# aroma haven  sale



## honor435 (Mar 22, 2009)

they have discontinued scents for 4$ for 4 oz, thought that was reasonable. Im going to buy marijuana fragrance,( not on sale) and honeydew melon, cucumber/ivy, juniper breeze,love spell, 7th heaven, bonsai, country spice.


----------



## chlobue (Mar 22, 2009)

Can you post the link to their sale fragrance oils? I can't seem to find them

TIA

chris


----------



## honor435 (Mar 22, 2009)

chlobue said:
			
		

> Can you post the link to their sale fragrance oils?
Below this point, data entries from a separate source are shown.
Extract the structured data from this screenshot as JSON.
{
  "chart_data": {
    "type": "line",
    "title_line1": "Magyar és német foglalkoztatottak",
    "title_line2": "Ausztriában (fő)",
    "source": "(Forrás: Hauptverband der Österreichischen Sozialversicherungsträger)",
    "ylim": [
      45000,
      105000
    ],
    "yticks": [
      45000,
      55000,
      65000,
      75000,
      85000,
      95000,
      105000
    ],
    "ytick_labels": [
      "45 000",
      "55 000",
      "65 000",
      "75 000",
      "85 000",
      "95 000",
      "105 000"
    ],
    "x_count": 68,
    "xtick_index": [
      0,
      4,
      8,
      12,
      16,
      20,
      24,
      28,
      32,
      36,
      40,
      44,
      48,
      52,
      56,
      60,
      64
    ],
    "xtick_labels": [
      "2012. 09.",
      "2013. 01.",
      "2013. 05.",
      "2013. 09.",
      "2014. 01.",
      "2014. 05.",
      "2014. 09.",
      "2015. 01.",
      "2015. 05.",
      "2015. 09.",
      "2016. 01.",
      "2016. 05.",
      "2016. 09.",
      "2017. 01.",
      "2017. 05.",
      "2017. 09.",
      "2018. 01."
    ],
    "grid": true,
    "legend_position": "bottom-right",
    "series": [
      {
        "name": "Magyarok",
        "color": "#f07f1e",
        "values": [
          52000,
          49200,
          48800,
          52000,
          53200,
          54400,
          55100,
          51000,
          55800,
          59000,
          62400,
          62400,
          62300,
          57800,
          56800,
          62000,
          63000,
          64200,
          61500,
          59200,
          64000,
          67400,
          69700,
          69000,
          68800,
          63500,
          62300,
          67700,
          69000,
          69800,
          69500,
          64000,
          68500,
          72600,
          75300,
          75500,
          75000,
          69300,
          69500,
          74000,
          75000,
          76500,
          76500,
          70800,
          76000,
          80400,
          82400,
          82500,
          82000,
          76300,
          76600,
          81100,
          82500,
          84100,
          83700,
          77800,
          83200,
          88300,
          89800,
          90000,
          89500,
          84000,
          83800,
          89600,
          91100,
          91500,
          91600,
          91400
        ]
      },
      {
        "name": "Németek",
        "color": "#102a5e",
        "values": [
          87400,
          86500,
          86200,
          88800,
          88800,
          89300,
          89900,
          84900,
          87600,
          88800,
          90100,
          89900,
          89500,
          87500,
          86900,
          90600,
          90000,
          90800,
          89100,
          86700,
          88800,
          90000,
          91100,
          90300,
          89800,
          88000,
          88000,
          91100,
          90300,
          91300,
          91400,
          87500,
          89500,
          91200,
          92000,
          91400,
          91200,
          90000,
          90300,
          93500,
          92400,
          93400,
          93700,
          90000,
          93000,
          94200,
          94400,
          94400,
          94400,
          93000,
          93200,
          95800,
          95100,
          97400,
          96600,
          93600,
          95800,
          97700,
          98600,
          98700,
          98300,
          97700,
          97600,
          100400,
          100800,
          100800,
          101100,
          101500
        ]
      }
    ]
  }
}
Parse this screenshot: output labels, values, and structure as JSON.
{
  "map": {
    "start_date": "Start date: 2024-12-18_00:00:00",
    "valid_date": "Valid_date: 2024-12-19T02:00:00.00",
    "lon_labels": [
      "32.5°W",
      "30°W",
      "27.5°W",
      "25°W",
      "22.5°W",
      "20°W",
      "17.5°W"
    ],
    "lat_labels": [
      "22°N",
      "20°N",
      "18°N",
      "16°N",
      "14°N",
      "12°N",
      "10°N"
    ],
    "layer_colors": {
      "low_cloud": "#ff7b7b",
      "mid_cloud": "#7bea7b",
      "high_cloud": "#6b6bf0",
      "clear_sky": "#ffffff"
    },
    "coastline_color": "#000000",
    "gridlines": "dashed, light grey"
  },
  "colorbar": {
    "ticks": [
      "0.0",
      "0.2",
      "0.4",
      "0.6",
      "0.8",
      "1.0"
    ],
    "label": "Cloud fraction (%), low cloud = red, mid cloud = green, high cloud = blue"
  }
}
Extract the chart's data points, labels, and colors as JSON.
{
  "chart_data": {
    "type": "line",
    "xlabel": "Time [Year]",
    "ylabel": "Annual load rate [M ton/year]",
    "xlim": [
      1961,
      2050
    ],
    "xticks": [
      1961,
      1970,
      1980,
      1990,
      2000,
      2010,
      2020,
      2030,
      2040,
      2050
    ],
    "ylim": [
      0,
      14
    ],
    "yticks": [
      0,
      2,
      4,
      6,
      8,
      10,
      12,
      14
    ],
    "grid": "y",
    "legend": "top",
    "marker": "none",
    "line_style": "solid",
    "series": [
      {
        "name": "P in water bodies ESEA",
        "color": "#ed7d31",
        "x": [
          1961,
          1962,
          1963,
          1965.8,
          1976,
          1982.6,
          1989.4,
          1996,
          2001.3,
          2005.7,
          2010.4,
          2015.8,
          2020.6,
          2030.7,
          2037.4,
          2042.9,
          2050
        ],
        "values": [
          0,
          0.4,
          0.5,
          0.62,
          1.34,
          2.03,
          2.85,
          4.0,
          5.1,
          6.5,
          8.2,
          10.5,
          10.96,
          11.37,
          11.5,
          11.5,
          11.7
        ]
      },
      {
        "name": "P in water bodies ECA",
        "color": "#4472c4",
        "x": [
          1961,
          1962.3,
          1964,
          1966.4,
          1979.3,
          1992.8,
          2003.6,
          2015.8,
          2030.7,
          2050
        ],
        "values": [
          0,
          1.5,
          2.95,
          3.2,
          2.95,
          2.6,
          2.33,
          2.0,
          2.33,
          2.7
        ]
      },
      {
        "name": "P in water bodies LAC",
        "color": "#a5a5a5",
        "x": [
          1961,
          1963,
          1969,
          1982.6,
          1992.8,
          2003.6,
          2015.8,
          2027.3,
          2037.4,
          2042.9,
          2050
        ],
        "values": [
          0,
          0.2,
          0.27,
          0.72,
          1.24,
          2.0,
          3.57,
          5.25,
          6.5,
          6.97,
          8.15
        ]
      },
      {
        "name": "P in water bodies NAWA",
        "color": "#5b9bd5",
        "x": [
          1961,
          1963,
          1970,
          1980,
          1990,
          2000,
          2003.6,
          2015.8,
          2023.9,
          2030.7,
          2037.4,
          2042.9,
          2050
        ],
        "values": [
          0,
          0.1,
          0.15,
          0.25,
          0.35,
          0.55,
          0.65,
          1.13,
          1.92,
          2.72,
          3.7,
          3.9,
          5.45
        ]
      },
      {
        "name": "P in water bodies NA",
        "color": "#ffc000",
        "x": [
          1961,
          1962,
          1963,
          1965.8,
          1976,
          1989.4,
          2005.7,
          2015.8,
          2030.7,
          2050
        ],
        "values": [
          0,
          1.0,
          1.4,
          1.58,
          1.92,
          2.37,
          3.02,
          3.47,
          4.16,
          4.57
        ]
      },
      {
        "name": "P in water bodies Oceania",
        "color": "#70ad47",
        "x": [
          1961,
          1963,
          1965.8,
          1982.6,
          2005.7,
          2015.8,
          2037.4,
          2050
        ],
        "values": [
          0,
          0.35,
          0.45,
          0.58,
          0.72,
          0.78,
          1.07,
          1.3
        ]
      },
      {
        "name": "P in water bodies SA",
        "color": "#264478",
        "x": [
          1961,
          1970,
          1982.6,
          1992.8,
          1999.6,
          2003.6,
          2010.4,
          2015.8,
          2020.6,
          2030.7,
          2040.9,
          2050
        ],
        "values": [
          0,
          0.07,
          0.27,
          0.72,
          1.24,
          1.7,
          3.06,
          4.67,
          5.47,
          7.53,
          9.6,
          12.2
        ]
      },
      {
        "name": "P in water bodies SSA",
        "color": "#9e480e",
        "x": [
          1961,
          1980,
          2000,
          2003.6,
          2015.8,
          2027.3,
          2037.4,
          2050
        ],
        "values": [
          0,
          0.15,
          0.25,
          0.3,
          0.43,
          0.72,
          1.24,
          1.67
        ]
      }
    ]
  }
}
I can't seem to find them
> 
> TIA
> 
> chris


www.rusticescentuals.com
 then click on frag oils, then on clearance rack


----------



## chlobue (Mar 22, 2009)

Thanks!!

chris


----------



## Stepherz (Mar 25, 2009)

Hmmm, that link didn't work for me...


----------



## Tabitha (Mar 25, 2009)

The link should work now.


----------



## Tabitha (Mar 25, 2009)

Wow, they have a lot of great scents on clearnce. Now would be a great time to stock up.


----------



## pepperi27 (Mar 26, 2009)

I just ordered from them love their fragrances. Their dupes are dead on!


----------



## Pug Mom (Mar 26, 2009)

Are all of those soap safe?  I can't tell...  It will say bath/body safe, but they say how nice it is in a candle...


----------



## honor435 (Mar 26, 2009)

Pug Mom said:
			
		

> Are all of those soap safe?  I can't tell...  It will say bath/body safe, but they say how nice it is in a candle...



it says not safe or tested if its not.


----------